High power motors: Nanocrystalline cores reduce over voltage
|Iron-based nanocrystalline is a soft, magnetic material that reduces build volume on ac and dc motors. Source: MH&W|
Mahwah , NJ – MH&W International has introduced Magnetec Cool Blue nanocrystalline cores for use as common mode chokes to reduce the build volume of damaging motor bearing currents in high power inverter systems and turbine generator drives. Cool Blue cores also suppress asymmetrical EMI currents generated by the parasitic currents of motors and their cables. The result is increased service life of motor bearings, and reduced maintenance and stoppages, according to the company.
MH&W International Corp. provides magnetics solutions, including toroids and other products to the telecommunication and power supply industries. Cool Blue toroid cores are typically placed over the hot legs (L1-L2-L3) of a motor drive cable assembly. To serve as common mode chokes, one or more cores are placed over the connector cables in the DC-link as well as at the inverter output. Typical applications are on high power motors and wind power generating equipment. The cores are said to be easily adapted to retrofit maintenance operations, as well as to new installations.

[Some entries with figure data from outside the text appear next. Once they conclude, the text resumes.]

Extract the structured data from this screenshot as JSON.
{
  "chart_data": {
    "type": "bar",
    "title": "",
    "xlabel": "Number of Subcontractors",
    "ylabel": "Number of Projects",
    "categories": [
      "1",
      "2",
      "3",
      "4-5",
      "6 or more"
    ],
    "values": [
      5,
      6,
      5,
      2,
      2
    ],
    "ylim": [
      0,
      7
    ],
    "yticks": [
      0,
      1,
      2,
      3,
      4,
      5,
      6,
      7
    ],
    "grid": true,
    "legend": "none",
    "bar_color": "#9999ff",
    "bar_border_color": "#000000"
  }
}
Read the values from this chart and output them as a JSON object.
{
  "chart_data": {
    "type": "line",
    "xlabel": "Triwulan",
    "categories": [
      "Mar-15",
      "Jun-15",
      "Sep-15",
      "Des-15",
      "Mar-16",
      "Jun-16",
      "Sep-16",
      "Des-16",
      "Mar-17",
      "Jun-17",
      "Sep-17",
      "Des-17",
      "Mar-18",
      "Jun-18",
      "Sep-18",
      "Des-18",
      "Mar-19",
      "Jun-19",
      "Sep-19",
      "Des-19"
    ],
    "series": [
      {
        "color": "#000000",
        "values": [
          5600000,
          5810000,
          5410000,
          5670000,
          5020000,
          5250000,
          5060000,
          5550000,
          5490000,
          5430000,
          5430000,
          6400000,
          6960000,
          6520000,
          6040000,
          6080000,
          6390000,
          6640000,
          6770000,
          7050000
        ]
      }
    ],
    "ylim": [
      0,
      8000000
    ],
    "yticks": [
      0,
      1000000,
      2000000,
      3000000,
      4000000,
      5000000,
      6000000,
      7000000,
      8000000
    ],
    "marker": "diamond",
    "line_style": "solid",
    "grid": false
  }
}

Iron-based nanocrystalline is a soft, magnetic material that the company says provides performance superior to permalloys, ferrites and other materials when it comes to effectively reducing build volume on switched power converters and on ac and dc motors. Cool Blue cores provide a wide range of permeability, 25,000-90,000 at 10 KHz, and a saturation flux density of 1,200 mT.
MH&W’s Cool Blue nanocrystalline cores are available in a range of M-type sizes including both round and oblong shapes. The smallest core for high power motor applications has an outside diameter of 63 mm and inside diameter of 50 mm. The largest core has a 500 mm OD and 450 mm ID. The standard thickness of all Cool Blue cores is 30 mm. Prices start at $40 per piece for the 63 mm OD size in 100 piece quantities.